When an inductor coil is connected to an ideal battery of emf 10V, a constant current 2.5 A flows. When the same inductor coil is connected to an ac source of 10V and 50 HZ then the current is 2A. Find out the inductance of the coil.

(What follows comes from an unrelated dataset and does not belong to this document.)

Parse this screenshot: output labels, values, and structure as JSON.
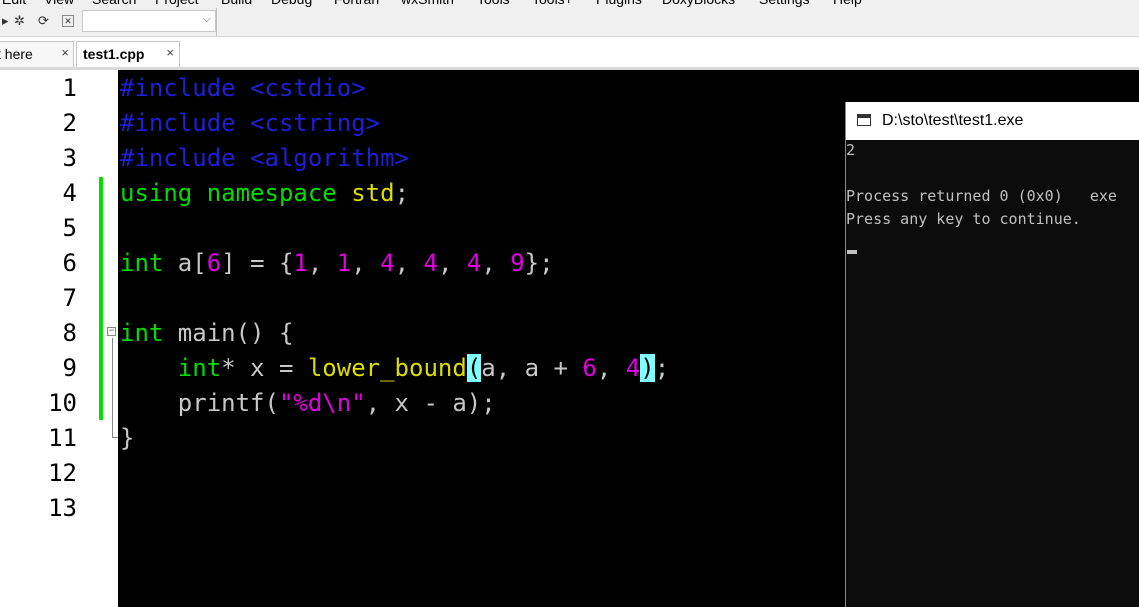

To find the inductance of the coil, we will follow these steps: ### Step 1: Calculate the Resistance of the Coil When the inductor coil is connected to a DC source (battery), we can use Ohm's law to find the resistance (R) of the coil. Using Ohm's law: \[ V = I \times R \] Where: - \( V = 10 \, \text{V} \) (emf of the battery) - \( I = 2.5 \, \text{A} \) (current flowing through the coil) Rearranging the formula to find R: \[ R = \frac{V}{I} = \frac{10 \, \text{V}}{2.5 \, \text{A}} = 4 \, \Omega \] ### Step 2: Calculate the Impedance of the Coil When the same coil is connected to an AC source, we can calculate the impedance (Z) using the formula: \[ Z = \frac{V}{I} \] Where: - \( V = 10 \, \text{V} \) (voltage of the AC source) - \( I = 2 \, \text{A} \) (current flowing through the coil) Calculating Z: \[ Z = \frac{10 \, \text{V}}{2 \, \text{A}} = 5 \, \Omega \] ### Step 3: Relate Impedance, Resistance, and Inductive Reactance The impedance of the coil in an AC circuit is given by: \[ Z = \sqrt{R^2 + X_L^2} \] Where: - \( X_L \) is the inductive reactance. Squaring both sides gives: \[ Z^2 = R^2 + X_L^2 \] Substituting the values we found: \[ 5^2 = 4^2 + X_L^2 \] \[ 25 = 16 + X_L^2 \] ### Step 4: Solve for Inductive Reactance Rearranging gives: \[ X_L^2 = 25 - 16 = 9 \] Taking the square root: \[ X_L = 3 \, \Omega \] ### Step 5: Calculate the Inductance of the Coil The inductive reactance \( X_L \) is related to the inductance \( L \) and the angular frequency \( \omega \) by the formula: \[ X_L = \omega L \] Where: \[ \omega = 2 \pi f \] And given \( f = 50 \, \text{Hz} \): \[ \omega = 2 \pi \times 50 = 100 \pi \] Now substituting \( X_L \) into the equation: \[ 3 = (100 \pi) L \] Rearranging to find \( L \): \[ L = \frac{3}{100 \pi} \] ### Final Answer The inductance of the coil is: \[ L = \frac{3}{100 \pi} \, \text{H} \] ---